No choice but to go?
Human beings have always migrated. Conflict, natural disaster, even politics play a role in forcing people to move, and often they have no choice but to do so.
However, very often migration happens when people go in search of opportunities to live better lives. These are opportunities they feel do not exist where they currently live. Individuals, and sometimes entire families migrate, and often this can be an unsafe migration. Sometimes migration is used for the gain of traffickers, and where children and youth are involved exploitation and abuses can occur.
In our work we see many examples of unsafe migration practices. For example families who cross illegally from Cambodia into Thailand to beg on the lucrative streets of Bangkok. Very often they are arrested and placed into shelters before being sent home. This is not a good situation for these families. We collaborate very closely with local authorities to enable us to do direct work with them in the shelters before they return home. From that work we hope to ensure they do not choose to undertake unsafe migration again.

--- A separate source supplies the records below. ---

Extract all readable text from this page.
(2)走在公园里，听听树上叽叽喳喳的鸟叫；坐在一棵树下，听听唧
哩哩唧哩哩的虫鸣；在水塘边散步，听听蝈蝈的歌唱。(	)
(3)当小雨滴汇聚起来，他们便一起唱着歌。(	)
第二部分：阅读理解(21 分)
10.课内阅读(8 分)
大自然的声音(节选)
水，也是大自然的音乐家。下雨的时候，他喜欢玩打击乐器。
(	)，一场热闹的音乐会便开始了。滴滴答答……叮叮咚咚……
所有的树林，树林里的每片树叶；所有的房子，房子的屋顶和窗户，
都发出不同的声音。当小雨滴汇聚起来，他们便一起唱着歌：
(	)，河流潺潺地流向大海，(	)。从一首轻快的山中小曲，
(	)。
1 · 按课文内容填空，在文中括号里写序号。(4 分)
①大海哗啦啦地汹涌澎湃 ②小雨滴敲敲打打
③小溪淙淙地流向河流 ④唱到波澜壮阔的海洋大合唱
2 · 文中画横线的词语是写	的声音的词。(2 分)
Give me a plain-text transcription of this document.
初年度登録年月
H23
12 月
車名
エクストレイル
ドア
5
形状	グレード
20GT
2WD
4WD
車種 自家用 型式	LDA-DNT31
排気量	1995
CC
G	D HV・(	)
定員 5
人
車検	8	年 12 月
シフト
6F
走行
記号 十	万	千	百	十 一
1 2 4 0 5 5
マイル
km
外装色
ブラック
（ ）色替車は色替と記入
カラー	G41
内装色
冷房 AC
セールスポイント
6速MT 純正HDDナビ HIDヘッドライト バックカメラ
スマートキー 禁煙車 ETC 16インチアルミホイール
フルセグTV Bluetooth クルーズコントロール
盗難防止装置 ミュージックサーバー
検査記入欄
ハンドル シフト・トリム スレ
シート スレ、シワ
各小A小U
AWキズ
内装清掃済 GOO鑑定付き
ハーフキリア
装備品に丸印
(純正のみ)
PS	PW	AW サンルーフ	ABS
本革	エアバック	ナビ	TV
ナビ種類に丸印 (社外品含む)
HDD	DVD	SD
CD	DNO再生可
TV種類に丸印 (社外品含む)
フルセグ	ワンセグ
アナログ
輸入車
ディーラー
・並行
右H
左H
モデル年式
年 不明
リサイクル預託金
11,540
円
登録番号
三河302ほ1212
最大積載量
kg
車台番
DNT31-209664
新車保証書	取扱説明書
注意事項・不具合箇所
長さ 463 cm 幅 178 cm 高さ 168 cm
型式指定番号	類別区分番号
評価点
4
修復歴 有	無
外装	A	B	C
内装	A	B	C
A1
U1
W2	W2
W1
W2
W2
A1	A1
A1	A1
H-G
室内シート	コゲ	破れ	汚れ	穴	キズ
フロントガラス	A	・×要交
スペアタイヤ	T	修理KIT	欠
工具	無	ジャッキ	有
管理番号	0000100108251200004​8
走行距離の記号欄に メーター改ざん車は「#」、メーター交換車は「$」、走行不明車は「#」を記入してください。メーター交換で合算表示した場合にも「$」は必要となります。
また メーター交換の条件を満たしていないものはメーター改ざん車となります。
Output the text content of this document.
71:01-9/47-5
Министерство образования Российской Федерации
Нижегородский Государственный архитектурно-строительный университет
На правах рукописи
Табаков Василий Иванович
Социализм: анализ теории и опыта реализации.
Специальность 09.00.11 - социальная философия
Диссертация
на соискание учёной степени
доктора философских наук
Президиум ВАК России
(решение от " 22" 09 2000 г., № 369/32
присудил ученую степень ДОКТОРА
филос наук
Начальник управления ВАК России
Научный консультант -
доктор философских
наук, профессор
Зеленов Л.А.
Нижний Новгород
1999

We’ve developed a range of tools and approaches to use with communities and those individuals who are thinking of migrating. Using these we hope to prevent unsafe migration, through raising awareness among communities of the multiple risks they can face. We talk with them about the necessity of migration – are there local solutions for those facing economic hardship, for instance? Is there access to vocational training or local employment opportunities, for example? Are people aware of the range of services and support available to them in their home area?
Support From Friends
Recently a team of our #everydayheroes from the Kaliyan Mith Aran project visited a community near Poipet city, in Banteay Meanchey province. On the border between Cambodia and Thailand, the city is one of many places where high levels of migration between these two countries occur. The team went to conduct an awareness and information session on safe migration to the local community. Many in communities like these don’t fully understand the risks posed by illegal migration. Traditional broker-assisted migration happens in these areas too. Traditional practices can unfortunately also lead to exploitation and abuses, including children or youth being sold into marriage, or offers of work which turn out to be modern forms of slavery in practice!
With communities like this we seek to reassure them and spend time with them. We give them solid information and resources to help them make good decisions when it comes to considering migration. Very importantly, we listen to their migration experiences as this can help to inform the resources and strategies we are continually evolving to ensure that as long as migration continues to take place, it does so safely!